Let \(B_n = \{-1,1\}^n, \; a_k \in \mathbb{Q}, \; k=1,\cdots,n\)
Prove that
(1) \(\sum_{(b_1,\cdots,b_n)\in B_n} (b_1 \sqrt{a_1}+ \cdots +b_n \sqrt{a_n})^{2m} \in \mathbb{Q}, \; m \in \mathbf{N}\)
(2) \(\prod_{(b_1,\cdots,b_n)\in B_n} (b_1 \sqrt{a_1}+ \cdots +b_n \sqrt{a_n}) \in \mathbb{Q}\)

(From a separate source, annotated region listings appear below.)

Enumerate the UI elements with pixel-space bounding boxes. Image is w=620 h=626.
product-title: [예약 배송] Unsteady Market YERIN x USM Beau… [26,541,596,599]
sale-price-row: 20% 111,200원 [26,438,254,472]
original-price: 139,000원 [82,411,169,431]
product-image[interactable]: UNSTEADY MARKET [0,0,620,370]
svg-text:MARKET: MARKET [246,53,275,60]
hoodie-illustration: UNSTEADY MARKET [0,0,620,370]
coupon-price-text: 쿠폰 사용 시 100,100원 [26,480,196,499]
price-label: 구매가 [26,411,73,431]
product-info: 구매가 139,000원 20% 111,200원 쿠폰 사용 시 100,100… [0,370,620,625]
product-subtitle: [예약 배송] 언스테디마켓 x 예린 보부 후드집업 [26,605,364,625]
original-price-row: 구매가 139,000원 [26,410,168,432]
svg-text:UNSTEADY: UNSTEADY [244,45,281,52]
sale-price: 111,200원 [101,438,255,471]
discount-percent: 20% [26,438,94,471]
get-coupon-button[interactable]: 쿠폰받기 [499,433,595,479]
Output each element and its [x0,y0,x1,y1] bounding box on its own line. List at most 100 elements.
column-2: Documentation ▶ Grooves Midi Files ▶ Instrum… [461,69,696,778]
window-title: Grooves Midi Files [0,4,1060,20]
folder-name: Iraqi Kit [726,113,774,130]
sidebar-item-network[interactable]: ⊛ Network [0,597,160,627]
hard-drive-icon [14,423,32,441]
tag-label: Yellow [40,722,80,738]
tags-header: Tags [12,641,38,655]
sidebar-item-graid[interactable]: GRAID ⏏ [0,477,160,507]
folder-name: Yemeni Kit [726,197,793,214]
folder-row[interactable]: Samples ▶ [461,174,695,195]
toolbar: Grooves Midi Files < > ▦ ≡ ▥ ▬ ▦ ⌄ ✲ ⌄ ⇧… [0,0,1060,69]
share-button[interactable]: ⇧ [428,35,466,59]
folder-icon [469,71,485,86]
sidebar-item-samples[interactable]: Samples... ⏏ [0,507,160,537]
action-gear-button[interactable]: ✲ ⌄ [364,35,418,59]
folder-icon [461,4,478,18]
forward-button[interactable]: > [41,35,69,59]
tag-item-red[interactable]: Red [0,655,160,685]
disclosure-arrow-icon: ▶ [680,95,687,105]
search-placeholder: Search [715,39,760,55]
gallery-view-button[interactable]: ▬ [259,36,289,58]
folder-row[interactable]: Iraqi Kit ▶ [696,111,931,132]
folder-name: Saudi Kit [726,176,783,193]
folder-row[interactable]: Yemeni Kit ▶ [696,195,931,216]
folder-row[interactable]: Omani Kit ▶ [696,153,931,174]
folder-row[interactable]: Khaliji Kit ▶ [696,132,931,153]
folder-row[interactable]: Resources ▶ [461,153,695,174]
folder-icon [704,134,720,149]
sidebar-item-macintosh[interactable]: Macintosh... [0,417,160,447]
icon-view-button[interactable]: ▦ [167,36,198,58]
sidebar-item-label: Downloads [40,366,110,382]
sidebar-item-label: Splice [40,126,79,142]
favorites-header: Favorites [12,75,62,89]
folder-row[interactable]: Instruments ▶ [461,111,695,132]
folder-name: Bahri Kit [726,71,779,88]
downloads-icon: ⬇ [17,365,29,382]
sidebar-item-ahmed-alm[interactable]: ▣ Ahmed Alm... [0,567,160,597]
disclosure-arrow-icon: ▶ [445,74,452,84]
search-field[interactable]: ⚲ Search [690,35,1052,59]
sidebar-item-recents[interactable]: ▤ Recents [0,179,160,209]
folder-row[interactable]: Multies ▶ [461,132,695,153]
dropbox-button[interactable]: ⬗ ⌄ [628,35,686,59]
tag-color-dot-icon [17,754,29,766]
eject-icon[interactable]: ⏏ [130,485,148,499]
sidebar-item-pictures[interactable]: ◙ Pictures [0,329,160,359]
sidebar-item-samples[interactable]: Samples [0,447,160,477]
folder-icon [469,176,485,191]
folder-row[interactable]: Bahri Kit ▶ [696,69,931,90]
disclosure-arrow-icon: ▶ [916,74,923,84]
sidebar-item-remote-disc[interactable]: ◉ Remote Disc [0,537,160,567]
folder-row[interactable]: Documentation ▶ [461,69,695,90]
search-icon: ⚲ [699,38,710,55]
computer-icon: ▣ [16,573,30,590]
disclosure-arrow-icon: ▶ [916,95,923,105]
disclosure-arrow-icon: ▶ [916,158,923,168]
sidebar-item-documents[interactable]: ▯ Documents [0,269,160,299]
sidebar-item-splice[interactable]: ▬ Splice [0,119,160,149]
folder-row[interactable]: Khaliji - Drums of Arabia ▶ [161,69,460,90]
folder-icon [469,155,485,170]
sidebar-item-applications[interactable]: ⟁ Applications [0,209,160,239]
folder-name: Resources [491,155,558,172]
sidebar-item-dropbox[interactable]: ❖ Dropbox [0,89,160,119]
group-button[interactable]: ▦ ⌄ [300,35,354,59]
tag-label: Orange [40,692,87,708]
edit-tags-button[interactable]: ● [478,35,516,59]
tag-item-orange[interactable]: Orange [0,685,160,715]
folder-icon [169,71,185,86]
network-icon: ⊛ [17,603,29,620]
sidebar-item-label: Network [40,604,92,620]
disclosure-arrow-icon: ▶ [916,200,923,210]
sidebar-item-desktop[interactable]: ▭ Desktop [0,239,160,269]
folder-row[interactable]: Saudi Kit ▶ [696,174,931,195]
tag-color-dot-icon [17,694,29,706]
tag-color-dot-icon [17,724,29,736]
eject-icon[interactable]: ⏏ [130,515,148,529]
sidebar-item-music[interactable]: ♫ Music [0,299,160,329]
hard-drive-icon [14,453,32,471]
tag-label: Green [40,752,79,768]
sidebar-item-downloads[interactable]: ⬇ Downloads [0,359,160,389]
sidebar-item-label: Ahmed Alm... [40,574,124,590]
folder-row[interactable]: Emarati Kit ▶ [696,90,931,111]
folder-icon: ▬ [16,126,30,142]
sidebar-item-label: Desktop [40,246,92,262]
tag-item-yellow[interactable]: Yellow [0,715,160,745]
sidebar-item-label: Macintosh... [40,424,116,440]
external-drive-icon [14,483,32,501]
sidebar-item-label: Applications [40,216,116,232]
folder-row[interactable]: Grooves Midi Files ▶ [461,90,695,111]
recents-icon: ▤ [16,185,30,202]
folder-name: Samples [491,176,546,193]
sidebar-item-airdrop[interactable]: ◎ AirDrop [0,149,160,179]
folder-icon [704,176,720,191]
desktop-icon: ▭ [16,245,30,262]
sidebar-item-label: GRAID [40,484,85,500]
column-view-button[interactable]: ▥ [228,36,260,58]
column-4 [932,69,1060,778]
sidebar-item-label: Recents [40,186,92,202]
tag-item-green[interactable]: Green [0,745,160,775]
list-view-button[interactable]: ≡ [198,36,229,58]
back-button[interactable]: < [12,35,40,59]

RE: Prove expressions rational - elim - 07-27-2010 09:17 AM

(1) Let $L_k(\bf{v}) = b_1\sqrt{a_1}+\cdots+b_k \sqrt{a_k}, \; \bf{v} =(b_1,\cdots,b_k)\in B_k = \{-1,1\}^k$, then by induction
we have $\sum_{\bf{v} \in B_n} L_k(\bf{v})^{2m} = \sum_{\bf{v}\in B_{n-1}} ((L_{n-1}(\bf{v})+\sqrt{a_n})^{2m}+(L_{n-1}(\bf{v})-\sqrt{a_n})^{2m})$
$=\sum_{\bf{v}\in B_{n-1}}\sum_{j=0}^{2m}C_{2m}^j L_{n-1}^{2m-j}(\bf{v})(\sqrt{a_n})^j (1+(-1)^j)=\sum_{\bf{v}\in B_{n-1}}\sum_{j=0}^m 2C_{2m}^{2j} L_{n-1}^{2(m-j)}(\bf{v})a_n^j \in \mathbb{Q}$

(2) For $L_k(\bf{x,v}) = b_1 x_1+\cdots + b_k x_k\;$ then
$ \prod_{v \in B_{n}}L_n(\bf{v}) = \prod_{v \in B_{n-1}} (L_{n-1}(\bf{x,v}) + x_n)(L_{n-1}(\bf{x,v})- x_n)= \prod_{v \in B_{n-1}} (L_{n-1}^2(\bf{x,v}) - x_n^2)$
is a integer-coefficient, symmetric polynomial $P(x_1,\cdots , x_n) $ and been even with respect to $x_n$ hence all $x_k$.

Therefore $P(x_1,\cdots , x_n) = G(x_1^2, \cdots, x_n^2) $ for some symmetric polynomial $G(t_1,\cdots, t_n)$

Consequently, $P(\sqrt{a_1},\cdots , \sqrt{a_n}) = G(a_1,\cdots, a_n) \in \mathbb{Q}$